Using AI as a critical researcher
From curiosity to method: ask, verify, compare and decide
Learn to use AI as an investigation tool without turning textual fluency into automatic authority.
AI as a thinking partner, not an oracle
After understanding history, language machines, embeddings, attention and RAG, we reach the most important point for a non-specialist researcher: how to use well without being too dazzled.
AI can help formulate hypotheses, explain concepts, organise reading, compare ideas, review texts and suggest directions. But it should not be treated as the final source of truth.
The critical use cycle
Good use follows a cycle: ask clearly, receive an answer, identify verifiable claims, check sources, compare with other references and only then decide what to keep.
The common mistake is to stop at the second step, because the answer looks beautiful. A beautiful answer is an excellent start. But in research, beauty without verification is just a well-dressed lecture.

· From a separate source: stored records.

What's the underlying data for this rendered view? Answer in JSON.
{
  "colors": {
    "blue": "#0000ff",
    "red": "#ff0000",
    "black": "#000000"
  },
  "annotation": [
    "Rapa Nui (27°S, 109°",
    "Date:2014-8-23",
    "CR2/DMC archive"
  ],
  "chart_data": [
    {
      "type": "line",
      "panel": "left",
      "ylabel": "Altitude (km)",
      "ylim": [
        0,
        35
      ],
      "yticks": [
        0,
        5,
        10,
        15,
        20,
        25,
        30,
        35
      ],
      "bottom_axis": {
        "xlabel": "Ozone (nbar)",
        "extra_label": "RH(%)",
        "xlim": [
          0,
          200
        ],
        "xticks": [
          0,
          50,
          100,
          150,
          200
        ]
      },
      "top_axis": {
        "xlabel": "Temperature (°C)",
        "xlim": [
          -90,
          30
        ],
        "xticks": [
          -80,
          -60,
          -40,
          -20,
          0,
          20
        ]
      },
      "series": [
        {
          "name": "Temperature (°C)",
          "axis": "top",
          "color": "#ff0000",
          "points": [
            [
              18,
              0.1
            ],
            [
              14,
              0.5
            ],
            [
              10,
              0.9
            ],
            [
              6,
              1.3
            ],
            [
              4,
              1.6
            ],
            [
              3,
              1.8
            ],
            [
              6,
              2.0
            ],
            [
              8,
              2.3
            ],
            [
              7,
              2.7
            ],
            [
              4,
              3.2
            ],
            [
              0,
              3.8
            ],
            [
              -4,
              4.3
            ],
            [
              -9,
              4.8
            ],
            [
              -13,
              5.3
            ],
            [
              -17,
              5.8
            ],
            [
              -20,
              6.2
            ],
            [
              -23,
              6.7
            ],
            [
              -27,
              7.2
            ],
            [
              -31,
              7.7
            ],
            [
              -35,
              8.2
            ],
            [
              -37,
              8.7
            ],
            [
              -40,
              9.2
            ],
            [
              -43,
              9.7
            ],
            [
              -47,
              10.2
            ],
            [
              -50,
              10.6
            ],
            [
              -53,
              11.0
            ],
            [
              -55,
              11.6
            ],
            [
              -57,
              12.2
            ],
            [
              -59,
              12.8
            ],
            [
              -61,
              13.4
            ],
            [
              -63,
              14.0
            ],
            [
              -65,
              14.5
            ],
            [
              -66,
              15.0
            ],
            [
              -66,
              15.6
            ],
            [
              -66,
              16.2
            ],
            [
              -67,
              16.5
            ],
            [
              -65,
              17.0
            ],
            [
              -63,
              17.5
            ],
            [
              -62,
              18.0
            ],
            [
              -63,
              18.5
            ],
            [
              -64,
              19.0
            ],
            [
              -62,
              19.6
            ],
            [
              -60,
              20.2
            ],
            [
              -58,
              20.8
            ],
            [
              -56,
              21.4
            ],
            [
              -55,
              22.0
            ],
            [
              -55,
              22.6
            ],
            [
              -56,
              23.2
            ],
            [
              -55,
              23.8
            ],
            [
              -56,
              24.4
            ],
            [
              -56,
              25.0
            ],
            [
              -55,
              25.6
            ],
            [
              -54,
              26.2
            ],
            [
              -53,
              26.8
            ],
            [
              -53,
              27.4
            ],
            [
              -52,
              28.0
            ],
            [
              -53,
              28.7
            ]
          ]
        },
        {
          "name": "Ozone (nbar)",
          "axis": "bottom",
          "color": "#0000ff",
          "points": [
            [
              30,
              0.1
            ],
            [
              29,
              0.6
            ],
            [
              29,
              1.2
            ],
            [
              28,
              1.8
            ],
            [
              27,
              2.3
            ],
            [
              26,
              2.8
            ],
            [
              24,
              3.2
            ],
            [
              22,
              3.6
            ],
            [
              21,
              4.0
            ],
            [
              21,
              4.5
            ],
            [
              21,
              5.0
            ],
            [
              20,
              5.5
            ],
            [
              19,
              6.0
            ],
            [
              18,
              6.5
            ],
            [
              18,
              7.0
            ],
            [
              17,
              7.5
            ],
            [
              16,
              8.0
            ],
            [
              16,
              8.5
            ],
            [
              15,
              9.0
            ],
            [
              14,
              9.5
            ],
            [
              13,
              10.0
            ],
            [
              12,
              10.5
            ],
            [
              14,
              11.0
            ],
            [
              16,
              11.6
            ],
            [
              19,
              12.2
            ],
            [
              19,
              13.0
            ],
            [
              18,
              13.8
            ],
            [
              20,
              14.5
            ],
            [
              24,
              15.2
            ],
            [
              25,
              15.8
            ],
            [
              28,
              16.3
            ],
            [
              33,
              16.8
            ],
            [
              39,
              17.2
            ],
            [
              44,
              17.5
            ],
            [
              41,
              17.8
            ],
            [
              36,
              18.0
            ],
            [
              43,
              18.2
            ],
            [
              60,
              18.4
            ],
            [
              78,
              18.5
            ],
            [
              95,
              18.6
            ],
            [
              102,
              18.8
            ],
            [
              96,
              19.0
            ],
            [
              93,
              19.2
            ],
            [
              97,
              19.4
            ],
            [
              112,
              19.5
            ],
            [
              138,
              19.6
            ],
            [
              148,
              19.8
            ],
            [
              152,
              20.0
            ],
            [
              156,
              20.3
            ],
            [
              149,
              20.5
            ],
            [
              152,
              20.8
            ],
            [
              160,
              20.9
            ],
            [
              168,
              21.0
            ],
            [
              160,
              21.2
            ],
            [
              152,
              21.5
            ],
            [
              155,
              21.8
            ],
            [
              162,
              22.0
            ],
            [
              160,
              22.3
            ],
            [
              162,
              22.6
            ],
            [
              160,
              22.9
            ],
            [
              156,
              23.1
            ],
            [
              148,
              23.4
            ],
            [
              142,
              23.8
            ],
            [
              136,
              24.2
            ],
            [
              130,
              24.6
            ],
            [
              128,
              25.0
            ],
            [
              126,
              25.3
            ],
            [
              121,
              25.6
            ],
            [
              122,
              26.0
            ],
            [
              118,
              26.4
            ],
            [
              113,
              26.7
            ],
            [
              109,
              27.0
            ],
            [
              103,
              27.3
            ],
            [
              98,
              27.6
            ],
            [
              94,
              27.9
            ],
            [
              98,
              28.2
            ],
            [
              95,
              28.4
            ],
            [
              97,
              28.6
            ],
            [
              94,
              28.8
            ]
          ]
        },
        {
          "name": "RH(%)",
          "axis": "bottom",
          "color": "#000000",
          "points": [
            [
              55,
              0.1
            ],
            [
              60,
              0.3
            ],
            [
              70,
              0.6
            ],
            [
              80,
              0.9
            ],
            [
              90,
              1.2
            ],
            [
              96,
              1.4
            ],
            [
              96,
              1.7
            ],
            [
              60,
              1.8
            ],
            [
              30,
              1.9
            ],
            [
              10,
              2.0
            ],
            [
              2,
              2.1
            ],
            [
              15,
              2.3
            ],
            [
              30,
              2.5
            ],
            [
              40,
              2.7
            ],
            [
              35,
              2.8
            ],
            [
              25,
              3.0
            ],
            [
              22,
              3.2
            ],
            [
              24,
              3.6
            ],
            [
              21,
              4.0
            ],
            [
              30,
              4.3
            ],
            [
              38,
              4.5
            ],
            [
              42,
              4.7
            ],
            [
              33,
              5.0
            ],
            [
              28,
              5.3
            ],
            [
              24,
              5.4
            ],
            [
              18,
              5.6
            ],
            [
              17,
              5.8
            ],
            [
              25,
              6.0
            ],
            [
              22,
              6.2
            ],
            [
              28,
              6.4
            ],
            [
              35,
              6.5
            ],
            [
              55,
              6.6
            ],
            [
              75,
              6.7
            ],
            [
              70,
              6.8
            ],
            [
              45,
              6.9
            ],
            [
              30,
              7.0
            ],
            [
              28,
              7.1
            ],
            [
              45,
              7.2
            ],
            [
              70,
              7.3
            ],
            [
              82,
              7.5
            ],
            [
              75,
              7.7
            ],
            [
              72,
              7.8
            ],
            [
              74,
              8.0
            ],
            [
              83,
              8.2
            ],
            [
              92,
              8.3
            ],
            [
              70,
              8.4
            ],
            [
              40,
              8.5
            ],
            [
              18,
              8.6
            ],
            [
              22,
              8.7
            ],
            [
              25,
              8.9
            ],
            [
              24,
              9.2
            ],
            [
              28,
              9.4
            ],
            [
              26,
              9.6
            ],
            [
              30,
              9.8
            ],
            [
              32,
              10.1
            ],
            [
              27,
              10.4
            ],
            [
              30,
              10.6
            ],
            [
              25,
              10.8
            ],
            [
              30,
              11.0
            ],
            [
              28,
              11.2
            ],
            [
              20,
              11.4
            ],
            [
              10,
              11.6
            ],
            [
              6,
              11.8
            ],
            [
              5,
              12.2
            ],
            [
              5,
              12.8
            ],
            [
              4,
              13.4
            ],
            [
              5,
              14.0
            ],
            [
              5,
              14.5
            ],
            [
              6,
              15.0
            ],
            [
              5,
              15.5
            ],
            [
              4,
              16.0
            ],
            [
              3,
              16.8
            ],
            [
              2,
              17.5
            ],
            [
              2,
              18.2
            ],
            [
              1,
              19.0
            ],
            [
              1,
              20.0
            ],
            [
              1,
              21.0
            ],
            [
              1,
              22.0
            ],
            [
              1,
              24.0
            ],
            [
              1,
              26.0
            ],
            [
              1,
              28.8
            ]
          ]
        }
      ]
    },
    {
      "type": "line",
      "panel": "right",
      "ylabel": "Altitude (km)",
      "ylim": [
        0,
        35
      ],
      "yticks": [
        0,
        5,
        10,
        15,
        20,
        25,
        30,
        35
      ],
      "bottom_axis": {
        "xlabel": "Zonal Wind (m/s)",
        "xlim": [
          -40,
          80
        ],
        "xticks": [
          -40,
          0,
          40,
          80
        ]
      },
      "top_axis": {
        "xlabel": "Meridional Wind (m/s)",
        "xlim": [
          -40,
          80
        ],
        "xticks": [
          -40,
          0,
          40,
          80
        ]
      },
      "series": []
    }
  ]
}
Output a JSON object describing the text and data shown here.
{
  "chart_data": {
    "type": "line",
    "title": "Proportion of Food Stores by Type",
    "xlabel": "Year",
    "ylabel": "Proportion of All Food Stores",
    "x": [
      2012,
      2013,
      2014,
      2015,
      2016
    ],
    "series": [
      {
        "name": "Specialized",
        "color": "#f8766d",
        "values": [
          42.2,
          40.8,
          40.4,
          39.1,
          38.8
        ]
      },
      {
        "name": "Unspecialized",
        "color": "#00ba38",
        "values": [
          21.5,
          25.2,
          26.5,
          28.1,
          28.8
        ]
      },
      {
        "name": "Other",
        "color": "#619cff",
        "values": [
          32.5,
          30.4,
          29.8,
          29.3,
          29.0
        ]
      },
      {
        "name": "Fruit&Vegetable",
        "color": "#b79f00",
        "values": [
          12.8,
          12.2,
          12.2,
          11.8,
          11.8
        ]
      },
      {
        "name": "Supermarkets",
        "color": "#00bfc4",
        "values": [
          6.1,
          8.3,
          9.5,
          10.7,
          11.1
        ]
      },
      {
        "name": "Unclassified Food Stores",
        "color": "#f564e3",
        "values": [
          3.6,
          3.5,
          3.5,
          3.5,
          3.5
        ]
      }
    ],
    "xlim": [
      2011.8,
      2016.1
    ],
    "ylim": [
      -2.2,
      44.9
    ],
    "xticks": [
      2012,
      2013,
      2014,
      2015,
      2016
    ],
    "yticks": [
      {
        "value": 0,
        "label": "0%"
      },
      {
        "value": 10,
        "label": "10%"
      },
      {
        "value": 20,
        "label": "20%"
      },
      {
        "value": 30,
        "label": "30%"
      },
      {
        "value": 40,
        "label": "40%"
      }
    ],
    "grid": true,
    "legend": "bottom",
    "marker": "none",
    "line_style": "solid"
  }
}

Use AI to amplify, not to outsource
AI is strong at expanding possibilities: suggesting angles, summarising arguments, listing risks, proposing structures and explaining topics at different levels.
The researcher remains responsible for curation, critique, framing, validation and intellectual authorship. AI can help think; it should not replace thinking.
Close the cycle
Think of a real question you would ask AI today. Before accepting the answer, list: which of its claims would you need to verify, and where would you check each one?
See expected answer
A good exercise separates what is verifiable fact (dates, numbers, citations) from what is interpretation, and names a source for each fact. If you cannot say where to check, the answer is still a hypothesis — not a conclusion.
Using AI critically means treating it as an investigation instrument: useful, fast and fallible. The value lies in the cycle of questioning, verification and human decision.